I’ll bet you’re pouting. Because you think it’s safe now. The presents are already unwrapped and already broken or mentally returned to wherever they were bought and thus placed somewhere safe so no one will spill eggnog or figgy pudding* on them, thus rendering them unreturnable, because, really, even Frederick’s of Hollywood has its standards and kinda frowns upon egg, nog, fig, ‘n’ pud stains. Or, if not already unwrapped, then waiting under the tree for you to pounce upon them and discover that, really, no one paid any attention to your list, and oh my god, is your mother that deaf that she misheard you when you said “X Box” and now what the hell are you going to do with a box of Ex-Lax.

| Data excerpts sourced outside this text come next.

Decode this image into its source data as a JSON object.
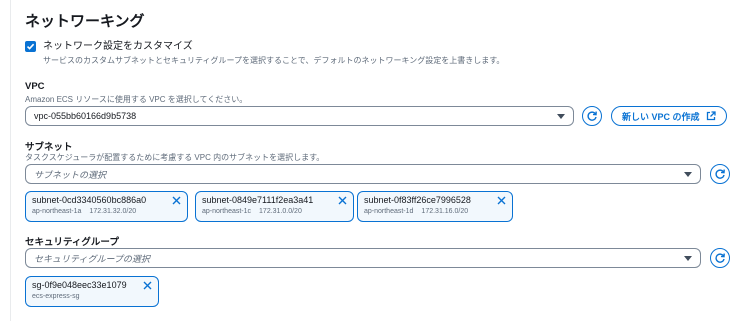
{
  "section": {
    "title": "ネットワーキング"
  },
  "customize": {
    "checked": true,
    "label": "ネットワーク設定をカスタマイズ",
    "description": "サービスのカスタムサブネットとセキュリティグループを選択することで、デフォルトのネットワーキング設定を上書きします。"
  },
  "vpc": {
    "label": "VPC",
    "description": "Amazon ECS リソースに使用する VPC を選択してください。",
    "selected": "vpc-055bb60166d9b5738",
    "create_label": "新しい VPC の作成"
  },
  "subnets": {
    "label": "サブネット",
    "description": "タスクスケジューラが配置するために考慮する VPC 内のサブネットを選択します。",
    "placeholder": "サブネットの選択",
    "tokens": [
      {
        "id": "subnet-0cd3340560bc886a0",
        "az": "ap-northeast-1a",
        "cidr": "172.31.32.0/20"
      },
      {
        "id": "subnet-0849e7111f2ea3a41",
        "az": "ap-northeast-1c",
        "cidr": "172.31.0.0/20"
      },
      {
        "id": "subnet-0f83ff26ce7996528",
        "az": "ap-northeast-1d",
        "cidr": "172.31.16.0/20"
      }
    ]
  },
  "security_groups": {
    "label": "セキュリティグループ",
    "placeholder": "セキュリティグループの選択",
    "tokens": [
      {
        "id": "sg-0f9e048eec33e1079",
        "name": "ecs-express-sg"
      }
    ]
  },
  "colors": {
    "accent": "#0972d3",
    "token_bg": "#f2f8fd",
    "text": "#16191f",
    "muted": "#5f6b7a"
  }
}
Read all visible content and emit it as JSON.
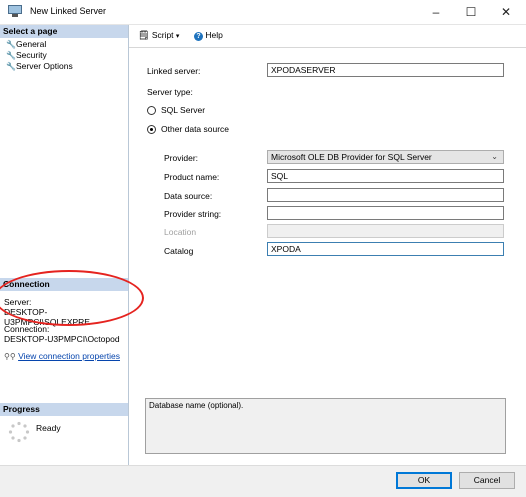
{
  "window": {
    "title": "New Linked Server",
    "minimize_glyph": "–",
    "maximize_glyph": "☐",
    "close_glyph": "✕"
  },
  "left": {
    "select_page_header": "Select a page",
    "pages": [
      {
        "label": "General",
        "icon": "wrench-icon"
      },
      {
        "label": "Security",
        "icon": "wrench-icon"
      },
      {
        "label": "Server Options",
        "icon": "wrench-icon"
      }
    ],
    "connection_header": "Connection",
    "server_label": "Server:",
    "server_value": "DESKTOP-U3PMPCI\\SQLEXPRE",
    "connection_label": "Connection:",
    "connection_value": "DESKTOP-U3PMPCI\\Octopod",
    "view_connection_properties": "View connection properties",
    "progress_header": "Progress",
    "progress_status": "Ready"
  },
  "toolbar": {
    "script_label": "Script",
    "help_label": "Help"
  },
  "form": {
    "linked_server_label": "Linked server:",
    "linked_server_value": "XPODASERVER",
    "server_type_label": "Server type:",
    "sql_server_option": "SQL Server",
    "other_source_option": "Other data source",
    "selected_server_type": "Other data source",
    "provider_label": "Provider:",
    "provider_value": "Microsoft OLE DB Provider for SQL Server",
    "product_name_label": "Product name:",
    "product_name_value": "SQL",
    "data_source_label": "Data source:",
    "data_source_value": "",
    "provider_string_label": "Provider string:",
    "provider_string_value": "",
    "location_label": "Location",
    "location_value": "",
    "catalog_label": "Catalog",
    "catalog_value": "XPODA"
  },
  "description": "Database name (optional).",
  "buttons": {
    "ok": "OK",
    "cancel": "Cancel"
  },
  "colors": {
    "section_header_bg": "#c7d7ec",
    "annotation_circle": "#e5231f",
    "link": "#0645ad"
  }
}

So you’re pouting. You think you’re safe from the wrath of the bulbous bastard in the red suit. (That’d be Santa, not Satan. Satan’s hardly bulbous. He stays very slim in the high heat of Hades.) You think, Well, the presents are already here, and Santa is not gonna be a dick and plunk his enormous, jingle-jangly ass back down the chimney, barrel his way over to the presents, scoop them up in his arms and into his big big bag, and then storm out the front door (he looks ridiculous trying to wedge himself back up the chimney, and the effect he’s going for surely would be lost), where he’ll stomp on them with his huge black boots and break everything beyond recognition, until left in the non-snow of your front yard is an immense mass of broken dreams.
That’s what you think. And you are wrong. Not only will Santa do all the things you think he won’t, but he’ll throw extra evil into the mix. Before he trashes the gifts you’ve unearned by dint of your pout, he will dash around the house and spike the eggnog with something entirely non-festive, spit in the figgy pudding, make out with your mom (in front of Dad!), and eat all the cookies your little brother Jimmy left on a plate last night on the mantel. And he’ll choke on them and tell Jimmy, directly to his face, that the cookies taste like something Prancer scraped off his hoof.
So stop pouting. Santa’s still in town, and he’s not above taking back what he’s given you.

* Yes, this is the third time in three days that I’ve mentioned figgy pudding. You are very observant!